One is the 1962 thriller The Manchurian Candidate, starring Frank Sinatra, Angela Lansbury and Laurence Harvey, (later remade in 2004, with Denzel Washington and Meryl Streep).

The other is Three Days of the Condor, filmed in 1975 with Robert Redford and Faye Dunaway.

The first deals with the paranoid theme of brainwashed and compromised sleeper agents in line for the highest political office in the USA. The other deals with the theme of a secret CIA-within-the CIA, bent on all kinds of subversive machinations.

Red manages to incorporate both themes and carries it off rather well. In CIA parlance, the acronym R.E.D. supposedly stands for “Retired, Extremely Dangerous”.

It refers in the film to a group of CIA operatives who are pensioned off from their agency trade of performing “wet jobs”. In other words, they are professional, highly trained and efficient political assassins.

Bruce Willis leads a first-rate cast as Frank Moses, an agency analyst-cum-killer with a superb command of martial arts skills, charisma and resourcefulness.

As the film opens, we see him chatting up call centre operator Sarah Ross, played by May-Louise Parker, about his government pension cheques, which repeatedly fail to arrive. Listless and bored with her job, she welcomes his overtures, and arranges to meet him when he drops by on a trip to her native Kansas City.

But before Moses’ visit, all hell breaks loose on his own home scene.
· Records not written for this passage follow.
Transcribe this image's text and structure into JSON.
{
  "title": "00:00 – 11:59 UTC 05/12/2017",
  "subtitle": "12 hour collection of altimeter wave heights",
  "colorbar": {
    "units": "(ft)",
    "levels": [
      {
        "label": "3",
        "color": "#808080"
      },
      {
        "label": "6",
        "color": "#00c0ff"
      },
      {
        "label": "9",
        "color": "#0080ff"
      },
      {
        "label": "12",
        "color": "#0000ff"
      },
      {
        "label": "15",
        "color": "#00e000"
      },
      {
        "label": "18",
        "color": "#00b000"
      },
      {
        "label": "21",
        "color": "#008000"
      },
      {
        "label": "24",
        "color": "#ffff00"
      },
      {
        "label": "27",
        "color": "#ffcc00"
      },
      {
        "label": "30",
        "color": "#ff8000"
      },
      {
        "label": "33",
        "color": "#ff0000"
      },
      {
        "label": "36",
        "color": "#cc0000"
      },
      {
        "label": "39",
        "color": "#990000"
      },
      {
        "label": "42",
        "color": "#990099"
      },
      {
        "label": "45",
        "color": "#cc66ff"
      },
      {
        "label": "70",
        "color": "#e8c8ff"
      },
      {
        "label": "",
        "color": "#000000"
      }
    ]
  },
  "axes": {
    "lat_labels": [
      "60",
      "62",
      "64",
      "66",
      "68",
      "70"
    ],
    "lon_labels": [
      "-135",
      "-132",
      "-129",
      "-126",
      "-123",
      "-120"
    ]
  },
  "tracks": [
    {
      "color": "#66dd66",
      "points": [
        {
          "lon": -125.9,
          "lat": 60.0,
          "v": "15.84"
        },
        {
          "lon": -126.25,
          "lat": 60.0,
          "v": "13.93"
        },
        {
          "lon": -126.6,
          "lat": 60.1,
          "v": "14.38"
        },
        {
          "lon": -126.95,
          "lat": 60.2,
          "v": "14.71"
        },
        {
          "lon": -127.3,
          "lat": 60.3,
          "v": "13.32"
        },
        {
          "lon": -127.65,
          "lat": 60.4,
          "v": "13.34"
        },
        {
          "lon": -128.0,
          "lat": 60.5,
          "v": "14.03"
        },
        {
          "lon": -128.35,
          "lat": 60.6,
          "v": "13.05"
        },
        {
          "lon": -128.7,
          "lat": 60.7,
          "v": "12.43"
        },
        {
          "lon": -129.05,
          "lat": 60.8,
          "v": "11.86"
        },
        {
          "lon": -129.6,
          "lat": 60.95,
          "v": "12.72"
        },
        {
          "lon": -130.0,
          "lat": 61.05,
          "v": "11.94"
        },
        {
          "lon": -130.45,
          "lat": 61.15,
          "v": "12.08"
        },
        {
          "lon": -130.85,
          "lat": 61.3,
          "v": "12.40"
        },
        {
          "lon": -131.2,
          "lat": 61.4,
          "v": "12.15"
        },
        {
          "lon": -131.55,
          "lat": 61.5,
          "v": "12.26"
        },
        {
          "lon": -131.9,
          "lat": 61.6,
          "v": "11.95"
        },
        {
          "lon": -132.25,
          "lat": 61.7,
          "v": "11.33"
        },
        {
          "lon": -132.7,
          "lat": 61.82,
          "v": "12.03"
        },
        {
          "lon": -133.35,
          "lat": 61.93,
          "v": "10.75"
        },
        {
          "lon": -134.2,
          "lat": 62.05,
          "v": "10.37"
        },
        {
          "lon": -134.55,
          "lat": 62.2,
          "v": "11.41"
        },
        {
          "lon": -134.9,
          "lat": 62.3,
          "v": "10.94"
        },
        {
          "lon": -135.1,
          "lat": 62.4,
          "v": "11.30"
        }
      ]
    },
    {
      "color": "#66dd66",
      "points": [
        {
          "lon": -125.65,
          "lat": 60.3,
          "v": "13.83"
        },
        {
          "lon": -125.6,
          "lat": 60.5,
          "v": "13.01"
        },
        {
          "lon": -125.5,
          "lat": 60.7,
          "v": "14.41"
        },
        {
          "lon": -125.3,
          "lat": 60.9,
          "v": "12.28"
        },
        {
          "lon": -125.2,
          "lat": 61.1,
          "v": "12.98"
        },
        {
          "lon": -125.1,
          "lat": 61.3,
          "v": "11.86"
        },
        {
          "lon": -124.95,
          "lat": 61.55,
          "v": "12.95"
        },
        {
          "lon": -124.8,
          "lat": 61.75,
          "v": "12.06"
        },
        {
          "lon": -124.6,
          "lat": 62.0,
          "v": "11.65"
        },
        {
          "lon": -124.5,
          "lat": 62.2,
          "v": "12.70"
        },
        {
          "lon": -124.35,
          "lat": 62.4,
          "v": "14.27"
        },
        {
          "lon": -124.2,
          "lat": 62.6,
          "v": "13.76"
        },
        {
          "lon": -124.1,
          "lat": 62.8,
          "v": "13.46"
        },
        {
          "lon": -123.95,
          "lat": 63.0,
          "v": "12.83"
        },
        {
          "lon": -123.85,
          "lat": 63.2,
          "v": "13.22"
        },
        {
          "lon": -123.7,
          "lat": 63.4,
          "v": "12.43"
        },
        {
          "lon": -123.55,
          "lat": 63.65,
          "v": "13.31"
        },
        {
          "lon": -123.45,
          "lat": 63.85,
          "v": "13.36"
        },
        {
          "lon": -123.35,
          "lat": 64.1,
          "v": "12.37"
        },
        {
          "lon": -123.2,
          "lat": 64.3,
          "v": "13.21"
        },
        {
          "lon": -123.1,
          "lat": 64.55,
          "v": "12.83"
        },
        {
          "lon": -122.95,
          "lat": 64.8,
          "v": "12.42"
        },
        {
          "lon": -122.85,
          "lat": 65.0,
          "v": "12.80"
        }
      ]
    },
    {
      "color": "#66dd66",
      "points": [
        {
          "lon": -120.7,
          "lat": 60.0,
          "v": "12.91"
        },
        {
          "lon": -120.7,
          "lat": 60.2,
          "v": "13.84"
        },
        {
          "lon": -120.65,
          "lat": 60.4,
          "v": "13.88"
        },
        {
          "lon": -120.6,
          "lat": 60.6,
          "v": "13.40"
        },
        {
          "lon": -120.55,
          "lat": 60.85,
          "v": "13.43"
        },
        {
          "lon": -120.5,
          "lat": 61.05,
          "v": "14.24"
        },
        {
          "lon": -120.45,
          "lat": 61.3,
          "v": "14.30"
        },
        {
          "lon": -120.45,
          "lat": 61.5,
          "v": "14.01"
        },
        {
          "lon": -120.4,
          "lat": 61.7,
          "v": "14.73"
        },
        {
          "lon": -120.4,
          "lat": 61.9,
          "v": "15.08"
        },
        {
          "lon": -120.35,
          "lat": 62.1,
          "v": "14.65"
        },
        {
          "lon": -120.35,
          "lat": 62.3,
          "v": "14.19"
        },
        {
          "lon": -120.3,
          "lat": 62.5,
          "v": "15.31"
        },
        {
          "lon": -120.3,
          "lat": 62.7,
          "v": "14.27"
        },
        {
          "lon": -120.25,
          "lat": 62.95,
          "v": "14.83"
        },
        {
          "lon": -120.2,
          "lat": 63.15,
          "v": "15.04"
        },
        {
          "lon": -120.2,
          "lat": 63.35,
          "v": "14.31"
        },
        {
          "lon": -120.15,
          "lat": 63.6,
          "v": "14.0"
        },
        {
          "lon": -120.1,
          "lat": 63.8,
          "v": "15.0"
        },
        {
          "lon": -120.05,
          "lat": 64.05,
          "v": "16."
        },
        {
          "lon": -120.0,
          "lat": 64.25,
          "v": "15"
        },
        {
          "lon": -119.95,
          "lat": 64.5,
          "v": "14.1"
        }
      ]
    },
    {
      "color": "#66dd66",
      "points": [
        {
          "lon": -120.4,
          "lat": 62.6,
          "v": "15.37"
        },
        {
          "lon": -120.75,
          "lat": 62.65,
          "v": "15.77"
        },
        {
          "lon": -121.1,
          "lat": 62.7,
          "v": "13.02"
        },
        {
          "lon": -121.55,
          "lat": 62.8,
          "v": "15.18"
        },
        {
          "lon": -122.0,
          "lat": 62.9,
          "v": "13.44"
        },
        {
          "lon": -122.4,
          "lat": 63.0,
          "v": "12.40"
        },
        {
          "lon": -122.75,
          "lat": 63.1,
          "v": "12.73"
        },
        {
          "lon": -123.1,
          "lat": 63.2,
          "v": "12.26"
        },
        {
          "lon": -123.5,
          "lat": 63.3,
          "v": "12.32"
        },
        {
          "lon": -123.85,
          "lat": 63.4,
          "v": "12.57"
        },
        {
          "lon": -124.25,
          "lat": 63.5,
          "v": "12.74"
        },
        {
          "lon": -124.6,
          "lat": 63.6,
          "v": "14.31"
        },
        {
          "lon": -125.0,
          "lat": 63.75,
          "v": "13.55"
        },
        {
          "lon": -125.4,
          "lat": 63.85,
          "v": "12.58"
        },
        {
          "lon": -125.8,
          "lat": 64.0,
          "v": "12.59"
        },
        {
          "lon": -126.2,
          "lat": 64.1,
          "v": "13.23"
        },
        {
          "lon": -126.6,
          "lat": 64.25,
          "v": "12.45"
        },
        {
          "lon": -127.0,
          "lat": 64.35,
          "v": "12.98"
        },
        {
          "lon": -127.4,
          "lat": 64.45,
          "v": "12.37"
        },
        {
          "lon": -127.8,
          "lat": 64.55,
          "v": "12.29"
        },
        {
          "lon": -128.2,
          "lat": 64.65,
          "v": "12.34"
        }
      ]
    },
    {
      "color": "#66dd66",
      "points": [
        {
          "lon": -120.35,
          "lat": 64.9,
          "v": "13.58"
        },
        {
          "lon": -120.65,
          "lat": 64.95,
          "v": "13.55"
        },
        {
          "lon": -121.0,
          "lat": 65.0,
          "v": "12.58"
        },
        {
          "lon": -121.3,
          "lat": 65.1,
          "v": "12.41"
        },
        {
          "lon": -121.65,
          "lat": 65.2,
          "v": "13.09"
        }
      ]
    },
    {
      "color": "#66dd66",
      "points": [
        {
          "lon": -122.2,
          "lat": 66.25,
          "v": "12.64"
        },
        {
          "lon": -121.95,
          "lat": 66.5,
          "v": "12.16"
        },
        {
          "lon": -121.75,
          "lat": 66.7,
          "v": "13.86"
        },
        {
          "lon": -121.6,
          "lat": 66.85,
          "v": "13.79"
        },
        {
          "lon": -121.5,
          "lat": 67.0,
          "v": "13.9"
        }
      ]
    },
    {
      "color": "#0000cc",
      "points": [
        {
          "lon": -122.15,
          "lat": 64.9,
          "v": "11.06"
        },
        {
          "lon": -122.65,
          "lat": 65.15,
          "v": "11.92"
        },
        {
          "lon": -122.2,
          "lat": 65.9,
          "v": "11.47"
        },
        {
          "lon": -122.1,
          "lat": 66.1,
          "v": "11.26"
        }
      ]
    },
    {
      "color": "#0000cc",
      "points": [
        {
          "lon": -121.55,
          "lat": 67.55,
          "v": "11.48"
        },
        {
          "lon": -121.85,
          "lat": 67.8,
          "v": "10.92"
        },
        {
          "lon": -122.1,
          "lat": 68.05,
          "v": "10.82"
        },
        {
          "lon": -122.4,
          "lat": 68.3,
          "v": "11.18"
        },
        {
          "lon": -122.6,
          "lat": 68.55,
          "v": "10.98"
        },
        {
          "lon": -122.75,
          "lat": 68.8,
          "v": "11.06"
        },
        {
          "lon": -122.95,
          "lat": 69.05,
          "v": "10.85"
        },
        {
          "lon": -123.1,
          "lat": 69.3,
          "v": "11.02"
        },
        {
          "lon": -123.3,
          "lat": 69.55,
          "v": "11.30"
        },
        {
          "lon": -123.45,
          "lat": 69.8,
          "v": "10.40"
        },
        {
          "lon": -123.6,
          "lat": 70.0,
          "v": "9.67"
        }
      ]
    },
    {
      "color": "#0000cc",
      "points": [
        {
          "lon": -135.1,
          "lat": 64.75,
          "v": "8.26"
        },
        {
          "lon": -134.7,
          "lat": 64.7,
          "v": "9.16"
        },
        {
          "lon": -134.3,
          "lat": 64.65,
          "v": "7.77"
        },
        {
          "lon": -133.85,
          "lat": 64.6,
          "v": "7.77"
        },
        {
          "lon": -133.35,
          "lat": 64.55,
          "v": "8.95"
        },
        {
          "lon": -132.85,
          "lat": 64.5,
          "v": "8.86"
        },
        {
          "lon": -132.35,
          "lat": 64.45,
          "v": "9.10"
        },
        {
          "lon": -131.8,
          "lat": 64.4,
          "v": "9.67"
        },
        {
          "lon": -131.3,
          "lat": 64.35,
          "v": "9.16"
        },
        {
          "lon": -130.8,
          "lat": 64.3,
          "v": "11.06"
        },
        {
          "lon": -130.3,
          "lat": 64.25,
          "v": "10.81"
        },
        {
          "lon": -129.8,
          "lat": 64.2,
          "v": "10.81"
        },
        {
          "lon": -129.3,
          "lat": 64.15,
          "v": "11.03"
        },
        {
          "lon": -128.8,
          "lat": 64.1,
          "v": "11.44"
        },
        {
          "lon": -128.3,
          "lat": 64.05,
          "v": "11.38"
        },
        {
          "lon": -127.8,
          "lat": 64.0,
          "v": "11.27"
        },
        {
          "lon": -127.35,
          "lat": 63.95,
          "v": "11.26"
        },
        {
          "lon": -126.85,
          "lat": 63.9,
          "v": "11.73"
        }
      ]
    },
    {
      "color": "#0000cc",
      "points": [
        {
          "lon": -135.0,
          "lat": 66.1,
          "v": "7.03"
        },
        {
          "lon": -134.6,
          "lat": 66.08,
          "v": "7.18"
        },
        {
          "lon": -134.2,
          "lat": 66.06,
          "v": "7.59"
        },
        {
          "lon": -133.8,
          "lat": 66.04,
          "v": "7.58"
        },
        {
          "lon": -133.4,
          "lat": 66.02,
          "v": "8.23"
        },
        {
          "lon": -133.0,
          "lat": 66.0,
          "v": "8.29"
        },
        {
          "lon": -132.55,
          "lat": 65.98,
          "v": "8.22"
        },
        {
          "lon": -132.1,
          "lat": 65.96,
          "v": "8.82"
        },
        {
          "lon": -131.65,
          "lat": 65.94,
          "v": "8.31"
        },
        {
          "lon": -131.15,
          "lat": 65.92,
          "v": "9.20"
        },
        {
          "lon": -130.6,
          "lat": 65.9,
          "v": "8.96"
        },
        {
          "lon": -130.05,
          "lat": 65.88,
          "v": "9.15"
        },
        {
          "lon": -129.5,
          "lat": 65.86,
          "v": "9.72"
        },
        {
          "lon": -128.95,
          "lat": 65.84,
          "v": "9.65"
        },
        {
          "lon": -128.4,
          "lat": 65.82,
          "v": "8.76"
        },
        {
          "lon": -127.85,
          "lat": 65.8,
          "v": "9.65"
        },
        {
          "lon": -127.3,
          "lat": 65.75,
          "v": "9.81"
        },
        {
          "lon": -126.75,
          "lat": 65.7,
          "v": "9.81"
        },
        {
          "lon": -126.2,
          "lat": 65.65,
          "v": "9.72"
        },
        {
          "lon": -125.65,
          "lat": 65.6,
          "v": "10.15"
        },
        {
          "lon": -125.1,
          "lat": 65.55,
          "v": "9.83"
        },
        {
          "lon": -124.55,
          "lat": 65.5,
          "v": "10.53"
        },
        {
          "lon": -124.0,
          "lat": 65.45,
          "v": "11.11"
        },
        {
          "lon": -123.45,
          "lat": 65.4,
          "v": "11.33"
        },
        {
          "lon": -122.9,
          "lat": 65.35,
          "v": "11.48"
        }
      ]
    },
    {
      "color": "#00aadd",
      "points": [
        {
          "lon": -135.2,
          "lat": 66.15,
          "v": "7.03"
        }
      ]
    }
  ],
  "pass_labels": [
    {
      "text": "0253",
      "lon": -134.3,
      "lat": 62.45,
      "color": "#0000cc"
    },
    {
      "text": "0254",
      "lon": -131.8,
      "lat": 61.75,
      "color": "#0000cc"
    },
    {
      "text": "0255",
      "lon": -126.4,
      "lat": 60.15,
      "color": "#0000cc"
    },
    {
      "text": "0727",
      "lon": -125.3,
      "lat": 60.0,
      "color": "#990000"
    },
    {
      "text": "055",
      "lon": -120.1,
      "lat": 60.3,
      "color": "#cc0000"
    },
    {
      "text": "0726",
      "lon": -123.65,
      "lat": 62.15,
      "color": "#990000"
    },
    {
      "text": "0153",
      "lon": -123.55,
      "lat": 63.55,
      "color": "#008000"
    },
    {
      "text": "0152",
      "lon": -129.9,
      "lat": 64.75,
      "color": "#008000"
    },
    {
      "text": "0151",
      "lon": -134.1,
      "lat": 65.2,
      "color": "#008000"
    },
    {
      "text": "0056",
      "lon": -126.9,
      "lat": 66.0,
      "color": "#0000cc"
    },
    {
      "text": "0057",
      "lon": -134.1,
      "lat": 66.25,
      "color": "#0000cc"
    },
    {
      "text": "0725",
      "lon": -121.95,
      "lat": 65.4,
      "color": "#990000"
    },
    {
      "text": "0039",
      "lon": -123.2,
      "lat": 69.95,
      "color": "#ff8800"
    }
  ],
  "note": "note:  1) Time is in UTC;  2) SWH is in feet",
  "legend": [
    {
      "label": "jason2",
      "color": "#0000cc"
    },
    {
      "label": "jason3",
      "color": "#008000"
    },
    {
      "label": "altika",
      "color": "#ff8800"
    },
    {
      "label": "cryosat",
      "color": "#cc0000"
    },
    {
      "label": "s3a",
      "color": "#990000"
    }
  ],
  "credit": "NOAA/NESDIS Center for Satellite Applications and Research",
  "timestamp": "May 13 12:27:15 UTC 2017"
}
On a bathroom break in the middle of the night, he’s confronted by a hit squad of masked and heavily-armed black-clad ninja types, whom he effectively dispatches. Escaping and knowing full well that they are agency operatives, he’s left with the puzzle of why the CIA is out to kill him.

His next realization is that the girl is highly likely to be in danger also, due to her association with him. With both of them on the run, Moses recruits a band of his former colleagues to assist him in combatting what appears to be a rogue element within the agency.

Director Robert Schwentke (The Time Traveller’s Wife) has assembled a superb ensemble cast in support of Willis. Morgan Freeman plays ex-agent Joe Matheson, who gladly leaves his domicile at the Silver Springs Nursing Home to aid Moses.

John Malkovitch plays Marvin Boggs, a whacked-out paranoid type who was unknowingly fed LSD daily for 11 years through an agency mind-control experiment.

Nevertheless, he possesses an unerring instinct for potential threats, as evinced when he confronts a woman in an airport, whom he suspects as an agent with the line, “You smell of Washington to me!”

Red is billed as an action-adventure comedy, and although some of its caricatures are clearly over the top, I still find the premise of glorifying assassins somewhat repugnant, even if it is played for laughs.

Additionally, the excessive use of firepower, where a well-placed sniper’s bullet would often do the trick, strains credulity as well as the boredom threshold.

Similarly, the ultimate answer to why the CIA is eliminating people wholesale, involving as it does arms dealers and Manchurian Candidate types stretches a bit thin. But overall, Red is an entertaining enough representative of its genre, well executed with a highly skilled cast.

Red plays at 9:00 pm only at the Yukon Theatre, and is rated PG for violence and coarse language.


Brian Eaton is a cinema buff who reviews current films and writes on other film-related topics on a regular basis.